“I think it has been a missed opportunity for utilities. Throughout the United States, we need to find ways to educate communities that these jobs are out there.”
That quote comes from Steve Magenheimer, training director at PowerTown Line Construction, in a Neal Awards finalist article in the category Best DEI Coverage—titled Diversity in the Line Trade by Amy Fischback in Endeavor Business Media’s T&D World. (The Neal Awards ceremony takes place April 26 at the Marriott Marquis in NYC.)
The story highlights a program that saw Duke Energy join forces with a local contractor and community partners to launch a new certification program at St. Petersburg (Fla.) College. “The 14-week program empowers people from different backgrounds, cultures and ethnicities to discover the life-changing career of line work,” Fischback writes. “The utility invested $100,000 into the facility, classroom materials and instructor and $30,000 for the equipment at St. Petersburg College to expose the students to line work.”
This article gets so much right, in embodying a changing industry and changing America, and showing why the Neal Awards still matter so much in recognizing these stories and sharing them with the industry.
“I think it has been a missed opportunity for utilities. Throughout the United States, we need to find ways to educate communities that these jobs are out there.” You can probably substitute any of our niches for “utilities” in that article. Here are more specific things the article gets right for Endeavor.
It talks about the importance of breaking down walls. About 70% of the students in the program are people of color—and one student was female. (That is a good start for a very male-dominated industry.) “In the past, a lot of the prescreening and testing positioning the top candidates requires them to have some background in the trade,” said Barry Anderson, Duke Energy’s regional senior vice president of customer delivery in Florida. “For example, they may have a family member who was a line worker. That puts the minorities at a disadvantage. We are trying to break the wall down, expose them to the craft and give them the sense of what it takes to do the work.”
Leave old constraints behind. In the Editorial Council Meeting I ran a couple weeks ago on recruitment and retention (the recording and transcript are here – passcode .0TbpUvL), Kathy Lu, founder of Audiencibility, spoke about the exact same thing as Anderson in the editorial field—that publishers and media companies need to take a close look at their job qualifications, especially for internships. Any language that contains biases or limits your pool should be removed. Lu cited one Washington Post example that required their interns to have major news outlet experience.
Use great photography. There are multiple “real” photos of line workers of color, including a woman and a classroom shot. I’ve written here before of the power of using our own industry’s faces, rather than canned shots, when possible. The pictures convey both the seriousness of this job—climbing poles with a hook—and the joy these workers have of their camaraderie and being outside on a sunny day.

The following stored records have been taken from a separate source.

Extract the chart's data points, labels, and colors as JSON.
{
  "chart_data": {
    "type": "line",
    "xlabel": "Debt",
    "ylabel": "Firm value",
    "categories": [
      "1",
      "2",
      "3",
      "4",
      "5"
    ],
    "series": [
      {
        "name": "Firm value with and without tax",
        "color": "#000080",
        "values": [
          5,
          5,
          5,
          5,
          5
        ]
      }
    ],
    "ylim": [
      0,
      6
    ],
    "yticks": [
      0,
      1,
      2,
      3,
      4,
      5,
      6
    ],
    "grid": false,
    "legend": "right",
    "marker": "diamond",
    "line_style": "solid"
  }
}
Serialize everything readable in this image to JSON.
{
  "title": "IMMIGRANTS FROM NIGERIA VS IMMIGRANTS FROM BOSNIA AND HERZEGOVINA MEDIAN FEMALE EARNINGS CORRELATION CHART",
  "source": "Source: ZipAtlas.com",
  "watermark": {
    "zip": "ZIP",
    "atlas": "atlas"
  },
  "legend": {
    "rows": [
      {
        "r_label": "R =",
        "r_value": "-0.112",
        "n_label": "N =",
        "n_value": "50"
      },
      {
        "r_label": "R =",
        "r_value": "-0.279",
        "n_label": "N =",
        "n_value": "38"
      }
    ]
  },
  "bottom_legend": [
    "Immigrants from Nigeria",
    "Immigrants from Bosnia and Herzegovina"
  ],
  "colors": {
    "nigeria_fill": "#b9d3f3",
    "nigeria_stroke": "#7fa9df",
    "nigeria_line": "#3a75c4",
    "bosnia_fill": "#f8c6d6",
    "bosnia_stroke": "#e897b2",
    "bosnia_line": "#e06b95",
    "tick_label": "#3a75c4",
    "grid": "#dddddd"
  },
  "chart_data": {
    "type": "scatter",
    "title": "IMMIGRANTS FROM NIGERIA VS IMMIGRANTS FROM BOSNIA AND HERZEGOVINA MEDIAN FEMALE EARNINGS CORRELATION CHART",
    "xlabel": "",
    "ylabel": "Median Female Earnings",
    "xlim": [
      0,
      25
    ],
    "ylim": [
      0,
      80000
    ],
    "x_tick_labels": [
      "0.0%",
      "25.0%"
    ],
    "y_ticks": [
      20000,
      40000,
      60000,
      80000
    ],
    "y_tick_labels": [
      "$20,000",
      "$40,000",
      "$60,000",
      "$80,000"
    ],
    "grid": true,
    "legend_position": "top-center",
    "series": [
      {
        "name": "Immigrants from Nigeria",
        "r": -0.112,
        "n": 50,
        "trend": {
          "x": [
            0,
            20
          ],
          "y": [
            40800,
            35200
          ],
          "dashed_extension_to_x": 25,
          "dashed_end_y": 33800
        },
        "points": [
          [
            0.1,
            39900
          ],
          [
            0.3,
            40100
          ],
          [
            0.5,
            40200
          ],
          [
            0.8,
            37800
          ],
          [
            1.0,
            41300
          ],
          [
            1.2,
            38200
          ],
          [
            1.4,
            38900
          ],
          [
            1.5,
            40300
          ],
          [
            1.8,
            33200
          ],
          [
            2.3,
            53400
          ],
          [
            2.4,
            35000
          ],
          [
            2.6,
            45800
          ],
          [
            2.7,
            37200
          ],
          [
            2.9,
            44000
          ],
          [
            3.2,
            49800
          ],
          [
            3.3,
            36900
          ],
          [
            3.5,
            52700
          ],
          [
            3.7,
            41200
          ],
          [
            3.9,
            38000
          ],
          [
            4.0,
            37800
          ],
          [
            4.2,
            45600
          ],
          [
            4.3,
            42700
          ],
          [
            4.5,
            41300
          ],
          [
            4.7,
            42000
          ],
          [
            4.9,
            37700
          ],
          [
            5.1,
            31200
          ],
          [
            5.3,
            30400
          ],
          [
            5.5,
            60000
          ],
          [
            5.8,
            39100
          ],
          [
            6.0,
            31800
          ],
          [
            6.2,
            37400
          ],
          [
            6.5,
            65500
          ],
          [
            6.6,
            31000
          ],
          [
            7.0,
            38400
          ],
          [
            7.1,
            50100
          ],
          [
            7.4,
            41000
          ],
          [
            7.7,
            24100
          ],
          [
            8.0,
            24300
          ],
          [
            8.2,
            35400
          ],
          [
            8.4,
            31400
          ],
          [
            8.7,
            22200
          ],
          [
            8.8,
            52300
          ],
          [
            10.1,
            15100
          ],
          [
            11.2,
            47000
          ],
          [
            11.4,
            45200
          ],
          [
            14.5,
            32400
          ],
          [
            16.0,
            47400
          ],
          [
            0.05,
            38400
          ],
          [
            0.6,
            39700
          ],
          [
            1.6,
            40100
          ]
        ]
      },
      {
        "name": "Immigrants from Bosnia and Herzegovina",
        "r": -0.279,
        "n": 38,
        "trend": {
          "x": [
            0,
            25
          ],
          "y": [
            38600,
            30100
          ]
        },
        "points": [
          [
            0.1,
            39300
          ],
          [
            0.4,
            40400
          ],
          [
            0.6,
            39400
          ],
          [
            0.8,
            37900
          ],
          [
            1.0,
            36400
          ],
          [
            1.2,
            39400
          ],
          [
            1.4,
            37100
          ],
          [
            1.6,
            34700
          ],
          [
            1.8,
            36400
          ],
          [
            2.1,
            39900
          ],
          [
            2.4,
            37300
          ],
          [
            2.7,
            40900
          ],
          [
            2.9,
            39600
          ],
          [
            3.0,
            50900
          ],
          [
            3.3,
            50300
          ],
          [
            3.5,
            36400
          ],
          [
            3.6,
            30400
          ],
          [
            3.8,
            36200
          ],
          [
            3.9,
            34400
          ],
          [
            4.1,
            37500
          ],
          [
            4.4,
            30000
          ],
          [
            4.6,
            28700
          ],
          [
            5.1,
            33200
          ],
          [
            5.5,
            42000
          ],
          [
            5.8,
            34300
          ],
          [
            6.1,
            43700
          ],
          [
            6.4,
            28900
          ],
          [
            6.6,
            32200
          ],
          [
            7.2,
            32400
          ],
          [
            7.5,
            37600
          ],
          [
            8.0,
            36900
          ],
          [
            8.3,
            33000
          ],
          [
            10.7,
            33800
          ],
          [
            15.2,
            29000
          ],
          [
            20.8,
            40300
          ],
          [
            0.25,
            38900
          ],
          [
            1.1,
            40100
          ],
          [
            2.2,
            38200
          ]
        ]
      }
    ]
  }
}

Build a relationship with local colleges. This also was stressed in the Editorial Council meeting. “We’ve had a very high percentage of interns that we have transitioned into full-time employees,” said Jennifer Perkins, VP, HR & talent development, Farm Journal. “And that really helps us whenever it comes time for us to search. These are paid internships [at University of Wisconsin and University of Missouri]. It just really helps us with that network and helps that recognition for us.” Lu urged publishers to consider community colleges. “You can start small with one intern; don’t feel like you need to develop a whole program right away,” she said. “You’re essentially developing your own pipeline of talent.”
Find the best in your community. Fischback is the field editor for T&D World Magazine. What’s also great about her article is that she frames the issue as solving industry needs—not just as a diversity issue. “As Anderson looks ahead, he sees the students filling the work boots of the growing number of linemen who plan to retire in St. Petersburg and Orlando, Florida. He says seeing the pole yard at St. Petersburg College up and running was a memorable moment. Duke Energy’s linemen helped to install 30 poles with different wire sizes and connections.” It’s clear that it’s a collaborative and worthwhile effort.